Сгорбленная старуха, что является без приглашения и, поселившись в доме, забирает все светлое, что было в нем?
…мужчина стоял на террасе.
Невысокий.
И пожалуй, даже хрупкий какой-то. Тьеринг? Пожалуй, но… в его чертах было что-то и местное. Правда, среди местных не попадались мне люди светлые, а этот был блондином.
Пепельным.
И волосы отрастив, не стал сбривать их со лба и боков.
Он заплел косу, украсив ее тремя белыми лентами, и это что-то да значило, но вот что — Иоко не знала. Она, было показавшаяся миру, спряталась, оставив мне и чужака, и мифических лисиц, и соседскую кошку, которая, перебравшись через забор, устроилась на террасе.
Та, словно подглядев мысли, приоткрыла желтый глаз и усмехнулась.
— Не боишься, женщина? — голос у мужчины был низким, хрипловатым.
Простуда?
Или сам по себе?
— Вас?
— Ее, — он указал на кошку, чей хвост раздраженно дернулся. — Говорят, они вырастают огромными, способными сожрать человека…

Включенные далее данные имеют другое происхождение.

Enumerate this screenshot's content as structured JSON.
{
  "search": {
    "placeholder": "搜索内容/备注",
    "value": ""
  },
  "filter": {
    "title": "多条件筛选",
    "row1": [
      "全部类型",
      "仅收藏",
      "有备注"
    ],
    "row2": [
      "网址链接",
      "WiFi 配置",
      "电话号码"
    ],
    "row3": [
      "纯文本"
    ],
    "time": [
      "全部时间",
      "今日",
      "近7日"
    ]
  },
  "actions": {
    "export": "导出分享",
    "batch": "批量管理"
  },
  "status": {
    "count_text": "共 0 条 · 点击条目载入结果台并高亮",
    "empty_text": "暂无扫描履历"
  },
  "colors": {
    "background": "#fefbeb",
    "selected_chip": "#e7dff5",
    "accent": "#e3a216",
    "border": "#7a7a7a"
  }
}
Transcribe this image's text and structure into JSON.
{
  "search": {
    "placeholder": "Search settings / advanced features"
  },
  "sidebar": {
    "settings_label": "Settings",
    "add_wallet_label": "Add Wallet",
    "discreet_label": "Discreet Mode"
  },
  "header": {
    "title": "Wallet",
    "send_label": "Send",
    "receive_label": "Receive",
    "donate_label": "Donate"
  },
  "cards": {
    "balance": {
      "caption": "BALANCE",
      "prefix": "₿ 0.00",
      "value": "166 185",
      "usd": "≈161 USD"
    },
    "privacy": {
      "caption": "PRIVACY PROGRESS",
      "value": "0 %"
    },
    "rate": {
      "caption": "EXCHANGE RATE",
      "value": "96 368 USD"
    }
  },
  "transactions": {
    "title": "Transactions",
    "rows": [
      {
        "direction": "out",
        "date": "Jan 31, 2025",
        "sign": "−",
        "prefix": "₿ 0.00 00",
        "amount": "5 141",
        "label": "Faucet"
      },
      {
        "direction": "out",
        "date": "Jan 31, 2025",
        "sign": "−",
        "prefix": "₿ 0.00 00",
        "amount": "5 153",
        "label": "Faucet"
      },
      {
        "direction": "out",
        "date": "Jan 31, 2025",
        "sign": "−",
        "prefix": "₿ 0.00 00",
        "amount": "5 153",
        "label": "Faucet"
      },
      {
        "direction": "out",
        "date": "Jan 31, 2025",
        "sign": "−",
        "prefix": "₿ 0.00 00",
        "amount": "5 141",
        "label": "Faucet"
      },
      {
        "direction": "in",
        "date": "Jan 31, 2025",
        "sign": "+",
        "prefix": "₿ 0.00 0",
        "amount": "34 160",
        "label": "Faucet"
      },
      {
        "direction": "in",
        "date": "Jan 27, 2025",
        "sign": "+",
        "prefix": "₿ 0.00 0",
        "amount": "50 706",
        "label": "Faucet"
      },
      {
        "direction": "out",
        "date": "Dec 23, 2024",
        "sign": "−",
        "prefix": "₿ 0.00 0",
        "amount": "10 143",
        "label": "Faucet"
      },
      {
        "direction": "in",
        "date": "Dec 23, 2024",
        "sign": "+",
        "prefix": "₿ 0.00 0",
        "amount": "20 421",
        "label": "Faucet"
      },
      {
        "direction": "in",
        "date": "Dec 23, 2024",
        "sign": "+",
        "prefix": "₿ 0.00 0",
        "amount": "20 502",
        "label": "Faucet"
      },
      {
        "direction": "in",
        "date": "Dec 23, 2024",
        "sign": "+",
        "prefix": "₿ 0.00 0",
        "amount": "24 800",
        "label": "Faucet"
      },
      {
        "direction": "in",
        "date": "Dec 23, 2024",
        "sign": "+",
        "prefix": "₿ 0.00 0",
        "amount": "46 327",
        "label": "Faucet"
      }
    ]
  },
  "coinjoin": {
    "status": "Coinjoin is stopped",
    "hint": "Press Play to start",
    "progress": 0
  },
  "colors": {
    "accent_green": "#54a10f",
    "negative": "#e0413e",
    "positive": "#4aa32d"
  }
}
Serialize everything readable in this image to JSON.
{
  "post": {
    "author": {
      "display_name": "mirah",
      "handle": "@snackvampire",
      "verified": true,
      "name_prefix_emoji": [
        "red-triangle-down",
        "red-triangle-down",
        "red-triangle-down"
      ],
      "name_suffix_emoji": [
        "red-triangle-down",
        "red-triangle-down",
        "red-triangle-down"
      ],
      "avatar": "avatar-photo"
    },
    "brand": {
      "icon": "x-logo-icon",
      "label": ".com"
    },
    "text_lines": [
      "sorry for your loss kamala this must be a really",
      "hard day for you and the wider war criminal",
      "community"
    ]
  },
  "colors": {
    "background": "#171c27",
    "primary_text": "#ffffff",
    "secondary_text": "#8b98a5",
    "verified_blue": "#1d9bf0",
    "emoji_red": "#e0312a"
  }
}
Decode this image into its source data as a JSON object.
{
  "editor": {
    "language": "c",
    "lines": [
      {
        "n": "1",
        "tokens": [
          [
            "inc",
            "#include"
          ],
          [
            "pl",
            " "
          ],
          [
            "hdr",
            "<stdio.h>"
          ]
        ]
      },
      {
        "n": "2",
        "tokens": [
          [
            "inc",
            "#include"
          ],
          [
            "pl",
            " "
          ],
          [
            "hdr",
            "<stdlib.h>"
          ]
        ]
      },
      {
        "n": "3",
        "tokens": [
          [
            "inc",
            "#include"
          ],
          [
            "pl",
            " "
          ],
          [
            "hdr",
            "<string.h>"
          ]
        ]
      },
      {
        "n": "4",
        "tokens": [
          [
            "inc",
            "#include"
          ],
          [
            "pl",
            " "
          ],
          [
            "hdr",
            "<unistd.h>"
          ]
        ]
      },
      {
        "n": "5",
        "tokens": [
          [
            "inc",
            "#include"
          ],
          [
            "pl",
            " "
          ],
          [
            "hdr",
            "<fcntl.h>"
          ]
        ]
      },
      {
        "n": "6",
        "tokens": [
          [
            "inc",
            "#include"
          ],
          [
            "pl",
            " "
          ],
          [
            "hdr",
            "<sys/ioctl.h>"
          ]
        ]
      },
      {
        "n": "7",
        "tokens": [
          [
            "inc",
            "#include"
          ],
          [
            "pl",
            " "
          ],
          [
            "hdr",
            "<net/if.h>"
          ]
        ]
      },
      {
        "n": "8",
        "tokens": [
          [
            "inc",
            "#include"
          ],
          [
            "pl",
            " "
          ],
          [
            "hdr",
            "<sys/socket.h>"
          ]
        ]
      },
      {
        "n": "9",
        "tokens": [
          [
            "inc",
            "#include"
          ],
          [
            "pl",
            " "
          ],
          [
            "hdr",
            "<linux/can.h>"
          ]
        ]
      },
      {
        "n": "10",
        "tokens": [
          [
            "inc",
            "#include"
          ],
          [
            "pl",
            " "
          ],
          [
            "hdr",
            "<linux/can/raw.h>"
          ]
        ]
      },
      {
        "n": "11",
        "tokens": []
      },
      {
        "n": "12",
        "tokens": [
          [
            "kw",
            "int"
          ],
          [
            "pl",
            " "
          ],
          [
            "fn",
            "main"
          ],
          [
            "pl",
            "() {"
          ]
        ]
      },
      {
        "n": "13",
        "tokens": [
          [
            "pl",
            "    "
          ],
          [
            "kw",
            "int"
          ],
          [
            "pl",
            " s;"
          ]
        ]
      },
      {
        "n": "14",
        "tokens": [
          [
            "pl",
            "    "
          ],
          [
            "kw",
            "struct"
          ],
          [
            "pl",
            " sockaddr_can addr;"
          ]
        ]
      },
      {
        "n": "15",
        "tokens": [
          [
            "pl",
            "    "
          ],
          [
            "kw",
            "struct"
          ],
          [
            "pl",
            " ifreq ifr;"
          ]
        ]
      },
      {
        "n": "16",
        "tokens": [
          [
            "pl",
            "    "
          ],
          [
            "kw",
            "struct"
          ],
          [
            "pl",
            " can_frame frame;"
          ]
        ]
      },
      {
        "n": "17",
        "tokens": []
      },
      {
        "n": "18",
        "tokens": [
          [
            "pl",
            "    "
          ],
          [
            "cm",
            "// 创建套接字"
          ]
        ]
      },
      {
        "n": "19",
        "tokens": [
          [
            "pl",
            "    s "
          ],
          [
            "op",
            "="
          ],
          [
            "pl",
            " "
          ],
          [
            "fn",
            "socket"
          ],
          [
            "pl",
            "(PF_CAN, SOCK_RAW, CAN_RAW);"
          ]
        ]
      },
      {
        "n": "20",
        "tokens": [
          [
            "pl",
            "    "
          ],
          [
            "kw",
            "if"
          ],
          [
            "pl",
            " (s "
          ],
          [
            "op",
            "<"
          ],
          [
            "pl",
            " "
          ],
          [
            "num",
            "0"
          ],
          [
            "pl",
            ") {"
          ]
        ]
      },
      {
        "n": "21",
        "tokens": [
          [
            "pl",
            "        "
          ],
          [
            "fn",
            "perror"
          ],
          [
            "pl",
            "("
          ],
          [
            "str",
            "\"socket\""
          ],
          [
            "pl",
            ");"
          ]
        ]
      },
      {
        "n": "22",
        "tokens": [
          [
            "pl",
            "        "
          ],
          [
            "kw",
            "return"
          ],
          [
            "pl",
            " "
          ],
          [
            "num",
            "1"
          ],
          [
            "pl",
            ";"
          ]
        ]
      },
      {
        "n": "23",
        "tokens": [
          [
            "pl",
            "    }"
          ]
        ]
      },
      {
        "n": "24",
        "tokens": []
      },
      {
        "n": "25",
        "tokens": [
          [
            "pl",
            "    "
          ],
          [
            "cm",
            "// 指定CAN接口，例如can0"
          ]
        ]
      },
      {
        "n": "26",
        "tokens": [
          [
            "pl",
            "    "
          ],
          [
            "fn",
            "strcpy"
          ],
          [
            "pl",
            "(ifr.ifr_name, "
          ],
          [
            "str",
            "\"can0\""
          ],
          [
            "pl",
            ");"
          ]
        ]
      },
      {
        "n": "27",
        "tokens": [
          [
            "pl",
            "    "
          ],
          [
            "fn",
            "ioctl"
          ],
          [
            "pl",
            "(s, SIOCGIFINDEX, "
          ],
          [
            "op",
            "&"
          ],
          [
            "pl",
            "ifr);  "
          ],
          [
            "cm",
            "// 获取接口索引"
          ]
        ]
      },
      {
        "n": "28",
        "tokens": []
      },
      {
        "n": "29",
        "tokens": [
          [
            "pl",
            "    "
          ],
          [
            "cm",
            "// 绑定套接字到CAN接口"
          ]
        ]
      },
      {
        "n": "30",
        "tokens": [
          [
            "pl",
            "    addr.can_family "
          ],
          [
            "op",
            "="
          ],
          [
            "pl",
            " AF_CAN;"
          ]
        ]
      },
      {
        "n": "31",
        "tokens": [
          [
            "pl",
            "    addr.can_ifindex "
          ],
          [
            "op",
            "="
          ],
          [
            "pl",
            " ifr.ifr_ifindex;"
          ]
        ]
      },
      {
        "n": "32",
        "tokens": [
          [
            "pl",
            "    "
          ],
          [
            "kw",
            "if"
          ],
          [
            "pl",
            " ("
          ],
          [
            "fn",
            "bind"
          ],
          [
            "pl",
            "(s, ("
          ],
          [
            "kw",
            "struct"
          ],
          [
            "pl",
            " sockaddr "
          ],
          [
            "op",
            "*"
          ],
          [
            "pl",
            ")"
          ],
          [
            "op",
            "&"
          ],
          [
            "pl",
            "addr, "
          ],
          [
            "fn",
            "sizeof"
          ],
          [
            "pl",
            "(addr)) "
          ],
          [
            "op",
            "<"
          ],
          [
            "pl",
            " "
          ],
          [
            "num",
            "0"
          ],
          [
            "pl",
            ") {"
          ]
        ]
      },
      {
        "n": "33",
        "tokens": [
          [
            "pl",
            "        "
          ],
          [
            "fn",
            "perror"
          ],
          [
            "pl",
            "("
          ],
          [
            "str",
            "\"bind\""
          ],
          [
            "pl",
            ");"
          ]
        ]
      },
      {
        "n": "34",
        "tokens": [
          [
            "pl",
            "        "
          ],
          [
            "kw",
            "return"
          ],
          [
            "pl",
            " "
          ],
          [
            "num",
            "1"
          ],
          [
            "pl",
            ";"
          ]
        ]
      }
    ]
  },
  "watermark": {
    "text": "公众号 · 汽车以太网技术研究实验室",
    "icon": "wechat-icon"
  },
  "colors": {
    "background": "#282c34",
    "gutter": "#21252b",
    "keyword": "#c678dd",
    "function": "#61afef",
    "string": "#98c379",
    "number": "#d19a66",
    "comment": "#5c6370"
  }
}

Теперь она открыла оба глаза и, перевалившись на спину, подхватила плотный лист.
— Хвост у нее пока один, — возразила я.
…взмах лапы, и когти попросту разрубают лист на аккуратные полосы… а ведь и вправду для кошки это немного… чересчур? Но она лежит и смотрит, выжидающе так.
Прогоню?
Схвачусь за метлу? Или сразу за колдуном отправлю?
— Вреда от нее нет, — я опустилась рядом с кошкой и осторожно коснулась мягкой шкурки. — А польза несомненна… мыши не досаждают.
Как ни странно, гость мой не стал возражать. То ли привык к существам необычным, то ли не счел возможным воевать в чужом доме. Кошку, впрочем, он обошел стороной, и, приблизившись ко мне, сказал:
— Я представлял тебя иначе.
— Я не представляла вас вовсе, — кошка заурчала и потерлась о пальцы.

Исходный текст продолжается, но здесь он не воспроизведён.